Local authorities have transferred land to state nuclear operator Energoatom as the company begins preparations to build a new four-unit nuclear power station at the Chyhyryn site in central Ukraine.
Energoatom said in a statement that it is working on the search for new construction sites and the most promising is Chyryryn, near the town of Orbita in Cherkasy Oblast, about 250 km southeast of Kyiv.
The company said it is planning to build four new power units there using AP1000 technology provided by US-based Westinghouse.
It said Chyhyryn City Council had approved plans to issue a permit for the development of a land management project for permanent use of the land by Energoatom. It also approved the transfer to the company of land plots with a total area of more than 38 hectares.
Energoatom is also planning to develop the largely abandoned Soviet-era satellite town of Orbita nearby.

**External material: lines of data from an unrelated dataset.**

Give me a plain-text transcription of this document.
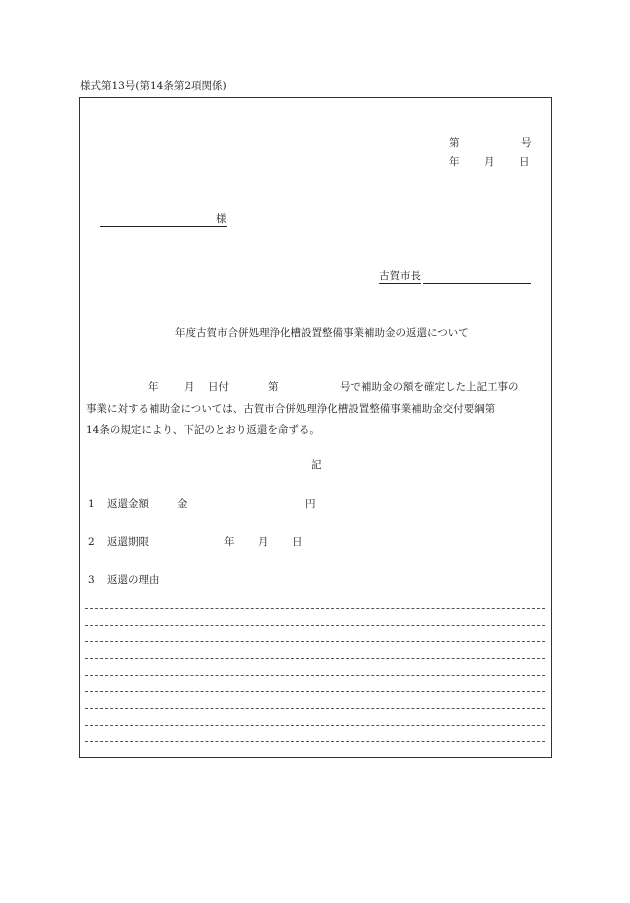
様式第13号(第14条第2項関係)
第	号
年 月 日
様
古賀市長
年度古賀市合併処理浄化槽設置整備事業補助金の返還について
年 月 日付	第	号で補助金の額を確定した上記工事の
事業に対する補助金については、古賀市合併処理浄化槽設置整備事業補助金交付要綱第
14条の規定により、下記のとおり返還を命ずる。
記
1 返還金額	金	円
2 返還期限	年 月 日
3 返還の理由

Plans to build a nuclear power station at the Chyhyryn site were shelved following the Chernobyl disaster in 1986. Ground had been broken in 1970, but little progress made.
Orbita was built for the planned nuclear facility but abandoned. “We will rebuild it,” Energoatom president Petro Kotin said last year, when plans were first discussed.

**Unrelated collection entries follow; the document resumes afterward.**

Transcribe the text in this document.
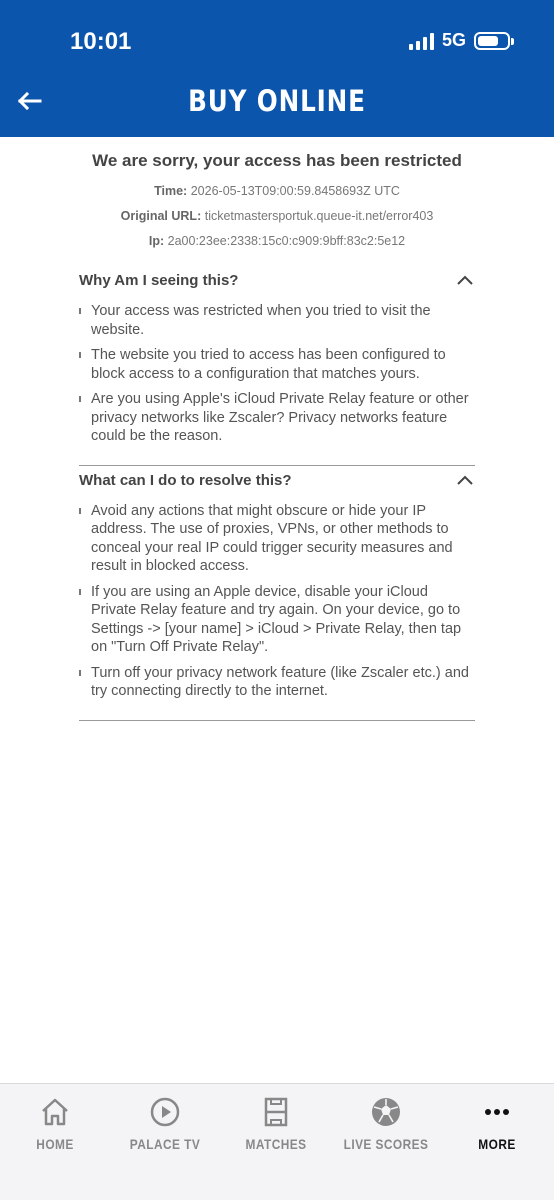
10:01	5G
BUY ONLINE
We are sorry, your access has been restricted
Time: 2026-05-13T09:00:59.8458693Z UTC
Original URL: ticketmastersportuk.queue-it.net/error403
Ip: 2a00:23ee:2338:15c0:c909:9bff:83c2:5e12
Why Am I seeing this?
Your access was restricted when you tried to visit the website.
The website you tried to access has been configured to block access to a configuration that matches yours.
Are you using Apple's iCloud Private Relay feature or other privacy networks like Zscaler? Privacy networks feature could be the reason.
What can I do to resolve this?
Avoid any actions that might obscure or hide your IP address. The use of proxies, VPNs, or other methods to conceal your real IP could trigger security measures and result in blocked access.
If you are using an Apple device, disable your iCloud Private Relay feature and try again. On your device, go to Settings -> [your name] > iCloud > Private Relay, then tap on "Turn Off Private Relay".
Turn off your privacy network feature (like Zscaler etc.) and try connecting directly to the internet.
HOME	PALACE TV	MATCHES	LIVE SCORES	MORE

Construction at Orbita was officially cancelled before the fall of the Soviet Union, but it nevertheless has a population of 120.
Existing Plants Due For Retirement
Ukraine has said it is planning for new nuclear power plants as it seeks to replace existing units that began operation in the 1980s and will be in service for a maximum of 60 years.
Kotin has said Ukraine’s 15 commercial nuclear plants, the first of which, Rovno-1, began operation in 1981, were designed to operate for 30 years, but upgrades will see them remain online for the maximum 60 years.
“We already need to think about replacing the power units that are currently in operation,” Kotin said.
“If the economy needs electricity, then we need to introduce additional power a little faster. Even if the situation is more or less the same with consumption as it is now, the new units will simply be used to replace capacity that will be decommissioned.”
Kotin said last year that Energoatom was also evaluating Odesa in the south of the country as a potential site for new reactors.
Work on the Odesa site began in the 1980s, but was stopped after Chernobyl. Two Russian VVER-1000 pressurised water reactor units were planned to produce electricity for the Odesa region and heat for Odesa and the cities of Chornomorsk and Teplodar, which was being built to house nuclear workers.